062 『我は空亡である。仕事はまだ(したく)ない』

「というわけで依織よ、お代わりをくれぬか」


 そう言いながら、我は皿を差し出す。


 本日の夕飯はカレーなのである。元々はまろやかなコクのあるルーと、その辛味を引き立てる炊き立ての白御飯が盛られていた皿は、いまや米粒一つ残らず空になっていた。


「なにが、『というわけ』ですか、これで三杯目ですよ。まぁ元より大喰らいがいますし、かなり多めに用意してありますから大丈夫だとは思いますが、明日の分ぐらいは残してくださいね」


 少々呆れた様子ながらも依織は我から皿を受け取ると、またカレーをよそってくれた。


どれほど食べても飽きがこぬ、絶品ともいって過言ではないカレーである。というか、こやつの作る料理は本当になんでも素晴らしく美味い。


かつての我ですら、もしこの味を知ったのなら己の性質を捻じ曲げてでもあの申し出を受け入れたことであろう。こんな料理を食べながら、なにも働かずに過ごせるのだから。


「ちょっと、あんた食べすぎよ! カレーは一晩寝かした方が美味しいって前に彰が言ってたんだから少しは自重しなさい、働かさる者食うべからずってこの国の言葉にも在るでしょ!」


 我が受け取ったカレーにスプーンをさそうとしたとき、そんな文句をつけられる。けれど、その理屈はおかしいと我は思う。そしてそれは料理を作った依織も同じだったらしい。


「その言葉、そっくりそのままあなたに返しますよ、レイアさん。何一つ働いていないのはあなたも全く同じですし、カレーにいたってはもう既に三杯平らげてるあなたが一番自重するべきです。えぇまさしく働かざる者食うべからず、ってやつですね」


「ぐぬぬぬ……! あんたの料理が美味しすぎるのが悪いのよ……! だからあたしは悪くない、さぁ早くあたしにもお代わりをよこしなさい……!」


「はぁ、言うだけ無駄とは分かっていますし、喜んで食べていただけるのは嬉しいのですが、なんだか複雑な気分です……」


 諦めた様子でレイアの皿にもカレーをよそってやる依織。どれだけ言ったところで納得しないと分かっているのであろう。まだこの家にきて一週間の我ですら理解したことであるし。


「まぁそう気を落とすでない、おぬしの料理が美味いのは本当なのであるから。だから我もレイアもおかわりをしたくなる、というものなのだからの」


「まぁそう思うしかない、ということなんですよね……」


 疲れたように肩を落とす依織を慰める。こやつには落ち込まれるのは困る、というかそんな暇などないのである。この家の家事全般を受け持ってもらっているのだから。


「……つーか、馴染みすぎだろ」


 そう半眼で呟いたのは、この食卓につく最後の一人にして、現在の家主である彰である。こやつの誘いに応じて、我がこの家に来て今日で丁度一週間。居心地はとても良い。

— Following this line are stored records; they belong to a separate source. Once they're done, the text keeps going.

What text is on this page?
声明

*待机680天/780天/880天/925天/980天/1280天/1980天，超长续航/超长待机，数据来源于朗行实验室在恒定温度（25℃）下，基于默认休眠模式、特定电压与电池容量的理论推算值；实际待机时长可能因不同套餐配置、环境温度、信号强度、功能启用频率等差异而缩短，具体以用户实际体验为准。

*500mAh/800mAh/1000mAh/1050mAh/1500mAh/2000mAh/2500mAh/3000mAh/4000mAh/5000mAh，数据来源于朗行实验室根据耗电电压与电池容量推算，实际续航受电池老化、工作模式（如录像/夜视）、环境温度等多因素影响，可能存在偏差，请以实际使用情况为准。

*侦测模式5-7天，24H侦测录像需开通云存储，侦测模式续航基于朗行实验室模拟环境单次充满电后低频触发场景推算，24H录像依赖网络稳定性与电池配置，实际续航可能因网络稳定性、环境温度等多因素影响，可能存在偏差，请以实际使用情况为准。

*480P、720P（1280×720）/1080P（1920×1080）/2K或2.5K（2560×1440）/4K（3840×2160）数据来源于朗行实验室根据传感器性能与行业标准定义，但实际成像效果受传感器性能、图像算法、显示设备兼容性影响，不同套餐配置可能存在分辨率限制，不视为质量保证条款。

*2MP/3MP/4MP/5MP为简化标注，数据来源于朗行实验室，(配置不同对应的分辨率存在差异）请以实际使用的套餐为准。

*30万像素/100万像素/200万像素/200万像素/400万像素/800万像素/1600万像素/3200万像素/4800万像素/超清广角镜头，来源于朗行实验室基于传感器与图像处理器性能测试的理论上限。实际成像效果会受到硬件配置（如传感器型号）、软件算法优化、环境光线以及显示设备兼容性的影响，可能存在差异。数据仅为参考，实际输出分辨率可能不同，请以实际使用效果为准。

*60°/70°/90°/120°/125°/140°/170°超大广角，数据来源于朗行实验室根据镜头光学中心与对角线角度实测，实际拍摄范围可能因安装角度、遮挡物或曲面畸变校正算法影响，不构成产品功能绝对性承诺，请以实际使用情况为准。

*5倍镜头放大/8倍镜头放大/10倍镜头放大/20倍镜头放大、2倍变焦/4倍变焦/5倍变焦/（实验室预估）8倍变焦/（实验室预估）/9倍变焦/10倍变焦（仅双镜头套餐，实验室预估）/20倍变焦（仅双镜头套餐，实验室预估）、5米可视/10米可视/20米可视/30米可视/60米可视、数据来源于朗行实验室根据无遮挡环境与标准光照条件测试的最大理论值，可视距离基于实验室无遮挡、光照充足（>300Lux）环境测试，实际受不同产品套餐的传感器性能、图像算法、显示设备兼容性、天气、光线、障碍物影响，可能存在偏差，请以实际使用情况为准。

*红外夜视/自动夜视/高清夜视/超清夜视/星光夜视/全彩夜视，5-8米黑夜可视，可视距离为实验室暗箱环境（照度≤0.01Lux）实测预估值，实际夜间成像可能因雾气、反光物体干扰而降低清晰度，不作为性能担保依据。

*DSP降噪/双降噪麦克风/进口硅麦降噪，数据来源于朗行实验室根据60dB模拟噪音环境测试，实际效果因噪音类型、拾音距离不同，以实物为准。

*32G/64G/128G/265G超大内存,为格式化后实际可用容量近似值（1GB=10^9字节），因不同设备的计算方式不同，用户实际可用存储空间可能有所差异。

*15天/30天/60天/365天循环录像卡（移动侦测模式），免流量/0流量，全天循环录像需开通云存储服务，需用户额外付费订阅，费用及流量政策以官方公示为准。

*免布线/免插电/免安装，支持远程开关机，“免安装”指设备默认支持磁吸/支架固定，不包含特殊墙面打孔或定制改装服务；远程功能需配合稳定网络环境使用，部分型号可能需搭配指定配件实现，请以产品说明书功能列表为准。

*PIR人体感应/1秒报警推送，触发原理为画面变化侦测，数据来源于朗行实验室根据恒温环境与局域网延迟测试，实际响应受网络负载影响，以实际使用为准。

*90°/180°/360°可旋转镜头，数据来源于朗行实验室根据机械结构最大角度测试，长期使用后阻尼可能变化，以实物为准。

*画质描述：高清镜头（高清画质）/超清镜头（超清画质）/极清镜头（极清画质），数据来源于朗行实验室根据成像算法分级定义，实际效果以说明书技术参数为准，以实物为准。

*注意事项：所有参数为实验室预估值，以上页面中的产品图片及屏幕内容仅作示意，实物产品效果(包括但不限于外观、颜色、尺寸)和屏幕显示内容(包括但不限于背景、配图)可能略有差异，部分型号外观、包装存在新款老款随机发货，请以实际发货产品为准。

「うむ。種族は違えど、話せばなんとでもとかなるものであろう。本当に快適でよい日々である、やはり誘いを受けて正解であったの」


 今日も今日とて、朝昼は惰眠とテレビを嗜み、夕食を食べ終えたらお気に入りのサイトなどネットを適当に見る予定である。勿論、何か働いたりするつもりなんて全くない。



 ――これは、そんな我のぐーたらライフの記録である。



「……とか、書いてるわりに、それだけで終了じゃねえか」


 放り出された日記(?)を見ながら呆れ果てる。


空亡が来て一月。どうやらうちに来てから一週間目に書いたらしいその記録は、最初の分だけで終わっていた。それ以降は完全に白紙のページが続いているだけだ。


「仕方なかろう、飽きたのだから」


 悪びれずそう言うのはこれを書いた張本人、即ち我が家の居候であるところの空亡である。


 日がな一日、悪事はしないが、家事もしない。毎日ぐだぐだ寝て、起きて、遊んで、食べて、また寝る、というぐーたらニートの手本のような生活をしている存在である。


 こいつが働くまともに働く日は来るのだろうか……?


 なんてことを思っていると、その内心を読んだのか、空亡はイラっとくるドヤ顔で、何処かの小説のタイトルのようにこう言った。


「我は空亡である。仕事はまだ(したく)ない」


 そして俺は、無謀な望みは棄てることにする。


 この三日どころか一日坊主の日記が示すように、こいつがまともに動くことはないだろうと。


――――――――――――――――――――――


本編後のおはなし。

ただし、特に意味のないものですが。

つまるところこんなノリで、ただ、本編ないでつかえなかった裏設定や、追加予定だったヒロインとかが大量に出たりするようなものが二部となります。